The Second Cure

Author: Margaret Morgan

Publisher/Year: Vintage Australia/2018

Publisher description

A pandemic is racing through our world, changing people subtly but irrevocably. The first sign for some is losing their faith. For others it comes as violent outpourings of creativity, reckless driving and seeing visions.

Scientist Charlotte Zinn is close to a cure when her partner becomes infected. Overnight her understanding of the disease is turned upside down. Should she change the path of evolution?

As Australia is torn apart, reporter Brigid Bayliss is determined to uncover the dark truth behind the religious response to the outbreak.
Brigid and Charlotte find themselves on the frontline of a world splintering into far left and far right, with unexpected power to change the course of history. But at what cost?

Dark, thrilling and compulsively readable, The Second Cure is a provocative debut about control, courage and belief.

Reviewer: Natalie Conyer

Margaret Morgan’s ambitious and remarkably prescient novel deals with a virus sweeping the world. This subject, speculative when the book was published in 2018, is now of course a grim reality.

The Second Cure explores the consequences of this virus on family, community and society. It’s a novel of ideas, making social and political points and posing important ethical questions about the objectivity and responsibilities of scientists.

Part 1 of the novel introduces Charlie Zinn, a biologist researching a cure for a new virus that, having killed the cat population, is now transferring itself to humans. The virus affects people in different ways. Some, like Charlie’s partner, Richard, become synaesthetes, experiencing unusual (and often welcome) sensory connections, which heighten their sensuality and creativity. Other victims suffer darker consequences: some lose their faith, and some believe they have already died.

Meanwhile, a right-wing pastor named Jack Effenberg has become Premier of Queensland. Brigid Bayliss, Richard’s sister, is a journalist reporting on Effenberg. Brigid is becoming concerned about Effenberg’s increasingly restrictive policies and about the influence of his ultra-religious wife, Marion.

Then there’s Winnie Bayliss, mother of Brigid and Richard; Tricia Townsend, an officious acquaintance of Winnies; Shadrack Zinn, Charlie’s scientist ex-husband; and an assortment of other family and social connections, all of whom become affected, in various ways, by the virus and by the rising influence of right-wing forces. As the virus spreads, they are pushed closer and closer to extreme – and sometimes destructive – action.

Part 2 of the novel takes up the story fifteen years later. Charlie and her team have developed a vaccine against the virus but many infected people choose not to use it. Social fractures between the left and right have widened. In some countries, right-wing pockets have seceded from larger countries and this is true of Australia, where Jack Effenberg has established the Republic of Capricornia, a militaristic zone with echoes of both The Handmaid’s Tale and Nazi Germany. In Capricornia, those suffering the virus are considered unclean, are arrested and disappear.

Brigid Bayless’ attempts to expose Effenberg place her in increasing danger. Gradually her path and Charlie’s intersect as they both, in their own ways, become forces of resistance against what they discover to be horrifying crimes against human rights. To say more would be to offer spoilers.

The Second Cure is complicated, and it’s a slow burn.
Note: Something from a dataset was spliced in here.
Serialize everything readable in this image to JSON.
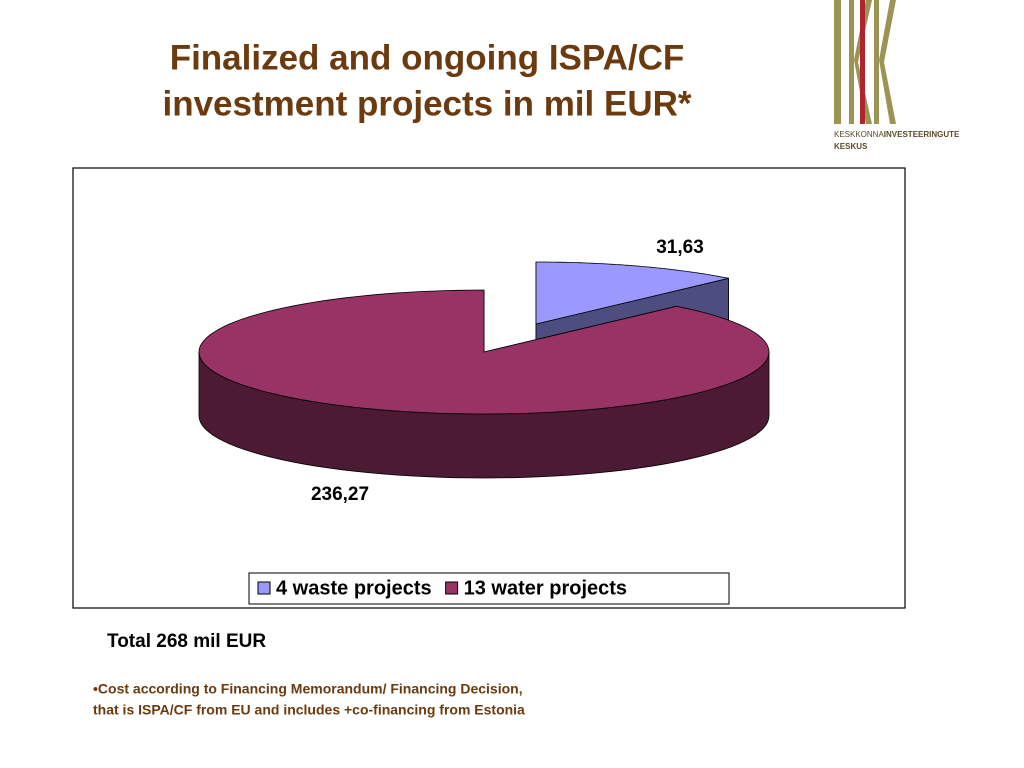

Morgan, who, besides being a criminal lawyer has a degree in Advanced Science in Biology, clearly knows her stuff. The scientific terms and explanations, more frequent towards the beginning of the novel, demand concentration. So do some of the short pieces interspersed with the narrative, and which include, for example, extracts from (fictional) academic papers, newspaper reports and essays. The effect of these pieces is to emphasise the widening effects of the virus and the social reaction to it and to associated political changes.

The novel leaves you with a lot to think about. This is not cookie-cutter crime fiction: there’s no single murder, no detective, no comforting resolution. Its scope is wider than that. It’s about our current political and social situation, and the fragility of liberal and compassionate life. The Second Cure is an act of protest. It’s a warning about the growing power of the alt-right, the ease with which freedoms can be eroded, and the possibilities of science in the fight to improve the human condition.